On 22nd December 1947 Huston, Bogart, William Wyler, will denounce the terror and hysteria provoked by the HUAC. However, his previous press conference in Chicago (3rd December 1947) was the prevalent in Bogart's memory. Richard Brooks says Bogie was smart enough for anticipating this defeat; years later, Bogart confesses to Brooks how he had hoped to achieve more in his life, while they watched "A Star is Born", a film whose ending moved Bogie to tears. He had always complained of his enslaved early years acting in clinkers: "I made more lousy pictures than any actor in history."
Another vivid anecdote that finds Bogie at Gotham Hotel (waiting for Lauren Bacall's arrival to Grand Central Station, New York), in company of a Warner agent, exposes his self-consuming tension. Incapable of relaxing, Bogie forced his publicity agent to call a masseur three times in a row (who had to take the metro from Brooklyn).
"The combination of grandiosity, self-destructiveness, and panic with which Hollywood reacted to the audience's desertion is the subtext of Nicholas Ray's "In a Lonely Place" (1950), which is set in the jittery Hollywood of 1949." Bogart, playing a near-psychotic screenwriter says to restaurateur-conman Mike Romanoff, playing himself: 'How is business?', Romanoff: 'Like show business. There's no business'.

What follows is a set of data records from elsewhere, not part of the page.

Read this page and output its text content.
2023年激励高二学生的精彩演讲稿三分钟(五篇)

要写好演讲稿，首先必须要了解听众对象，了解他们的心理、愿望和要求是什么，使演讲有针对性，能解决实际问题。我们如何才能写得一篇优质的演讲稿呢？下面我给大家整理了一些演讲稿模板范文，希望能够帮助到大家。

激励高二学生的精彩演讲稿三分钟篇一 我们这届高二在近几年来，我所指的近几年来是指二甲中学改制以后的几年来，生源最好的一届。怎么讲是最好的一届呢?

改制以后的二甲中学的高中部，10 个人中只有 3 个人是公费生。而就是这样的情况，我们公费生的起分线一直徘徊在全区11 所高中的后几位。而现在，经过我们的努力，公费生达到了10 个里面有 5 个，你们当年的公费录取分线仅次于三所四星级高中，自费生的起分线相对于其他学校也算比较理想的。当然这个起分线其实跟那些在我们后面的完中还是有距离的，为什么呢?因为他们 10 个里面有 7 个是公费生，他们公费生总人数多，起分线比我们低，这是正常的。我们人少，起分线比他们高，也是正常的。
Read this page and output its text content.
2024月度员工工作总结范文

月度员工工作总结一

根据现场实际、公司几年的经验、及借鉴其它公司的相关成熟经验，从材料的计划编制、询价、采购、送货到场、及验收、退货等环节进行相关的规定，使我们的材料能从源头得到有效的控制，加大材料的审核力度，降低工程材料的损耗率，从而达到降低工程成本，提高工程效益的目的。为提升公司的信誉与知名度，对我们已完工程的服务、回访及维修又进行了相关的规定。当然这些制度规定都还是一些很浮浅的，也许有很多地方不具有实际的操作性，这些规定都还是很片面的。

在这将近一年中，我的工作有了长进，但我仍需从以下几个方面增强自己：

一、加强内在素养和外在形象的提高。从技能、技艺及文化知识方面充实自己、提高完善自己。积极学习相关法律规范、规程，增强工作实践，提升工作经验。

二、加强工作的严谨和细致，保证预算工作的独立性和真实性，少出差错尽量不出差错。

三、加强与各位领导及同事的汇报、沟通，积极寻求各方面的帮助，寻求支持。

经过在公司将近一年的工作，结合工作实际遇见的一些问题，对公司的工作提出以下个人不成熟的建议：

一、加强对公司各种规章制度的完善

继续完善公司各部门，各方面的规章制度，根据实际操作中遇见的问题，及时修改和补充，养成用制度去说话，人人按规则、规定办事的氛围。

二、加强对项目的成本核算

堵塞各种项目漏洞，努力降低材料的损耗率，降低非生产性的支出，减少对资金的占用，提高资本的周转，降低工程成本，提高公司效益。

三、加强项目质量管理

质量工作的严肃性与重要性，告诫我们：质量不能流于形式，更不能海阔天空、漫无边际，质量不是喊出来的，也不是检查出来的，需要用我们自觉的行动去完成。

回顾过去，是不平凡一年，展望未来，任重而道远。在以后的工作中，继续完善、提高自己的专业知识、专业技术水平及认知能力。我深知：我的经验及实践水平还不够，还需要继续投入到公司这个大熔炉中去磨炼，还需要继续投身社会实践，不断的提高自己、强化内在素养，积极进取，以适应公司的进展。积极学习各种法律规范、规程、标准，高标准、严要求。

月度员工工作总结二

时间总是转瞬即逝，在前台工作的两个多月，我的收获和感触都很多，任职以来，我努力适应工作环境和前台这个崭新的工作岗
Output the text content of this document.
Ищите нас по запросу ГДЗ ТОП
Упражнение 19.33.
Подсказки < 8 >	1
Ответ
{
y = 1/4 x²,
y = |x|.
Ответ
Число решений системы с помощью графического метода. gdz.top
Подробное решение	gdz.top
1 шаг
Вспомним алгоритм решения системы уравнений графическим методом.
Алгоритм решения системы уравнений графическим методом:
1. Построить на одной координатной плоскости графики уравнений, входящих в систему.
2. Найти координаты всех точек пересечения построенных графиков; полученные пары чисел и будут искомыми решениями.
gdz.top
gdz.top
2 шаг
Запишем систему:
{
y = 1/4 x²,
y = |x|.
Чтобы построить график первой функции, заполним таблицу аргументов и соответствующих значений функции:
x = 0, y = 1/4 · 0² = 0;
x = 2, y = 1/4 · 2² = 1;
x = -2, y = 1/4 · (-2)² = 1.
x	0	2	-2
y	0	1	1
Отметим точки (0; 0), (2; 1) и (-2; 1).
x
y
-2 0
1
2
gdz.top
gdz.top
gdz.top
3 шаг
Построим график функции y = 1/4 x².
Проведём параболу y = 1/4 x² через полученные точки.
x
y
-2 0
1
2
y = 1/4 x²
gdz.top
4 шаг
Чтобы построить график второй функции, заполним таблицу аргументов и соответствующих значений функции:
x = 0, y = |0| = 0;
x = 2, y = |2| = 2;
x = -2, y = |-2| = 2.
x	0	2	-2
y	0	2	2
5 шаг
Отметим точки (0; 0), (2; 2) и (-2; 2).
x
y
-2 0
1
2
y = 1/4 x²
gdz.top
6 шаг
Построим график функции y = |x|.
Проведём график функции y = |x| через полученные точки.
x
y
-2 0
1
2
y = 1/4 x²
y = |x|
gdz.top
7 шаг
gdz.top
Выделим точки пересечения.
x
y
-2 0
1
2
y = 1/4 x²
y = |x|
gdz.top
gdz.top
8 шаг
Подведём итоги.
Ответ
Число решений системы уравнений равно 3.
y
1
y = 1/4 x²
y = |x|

- Shades of Noir (1993) by Joan Copjec.
My favorite performance of Bogart is "In A Lonely Place" (1950) directed by Nicholas Ray, although his most renowned performances are "The African Queen" (awarded with an Oscar for his role Charlie Allnut), "The Treasure of the Sierra Madre", "The Caine Mutiny", and "Casablanca", all of them essential and unforgettable. Very touching was his lasting performance as a torn sportswriter in "The Harder They Fall" who chooses to make a last act of goodness.
"Bogart" biography by Sperber & Lax and "By myself and Then Some" by Lauren Bacall, narrate with minutia his last years (friends gathered at his butternut room, The Rat Pack leaded by Frank Sinatra - who wooed Bacall and retracted later -, his brave and silent fight against esophagus cancer, his children Stephen and Leslie, etc). Bacall's memoirs book is an excellent recount of her romance with Bogart. "Never damage your own character", he taught Bacall, "Bogie, with his great ability to love, never supressing me, helping me to keep my values straight in a town where there were few, forcing my standards higher - To be good was more important than to be rich. To be kind was more important than owning a house or a car. To never sell your soul was most important of all".
Bogart is one of my best celluloid crushes, he embodies in the purest form a portrayal, a past master, "the stuff that dreams are made of" (a line he suggested to John Huston for "The Maltese Falcon").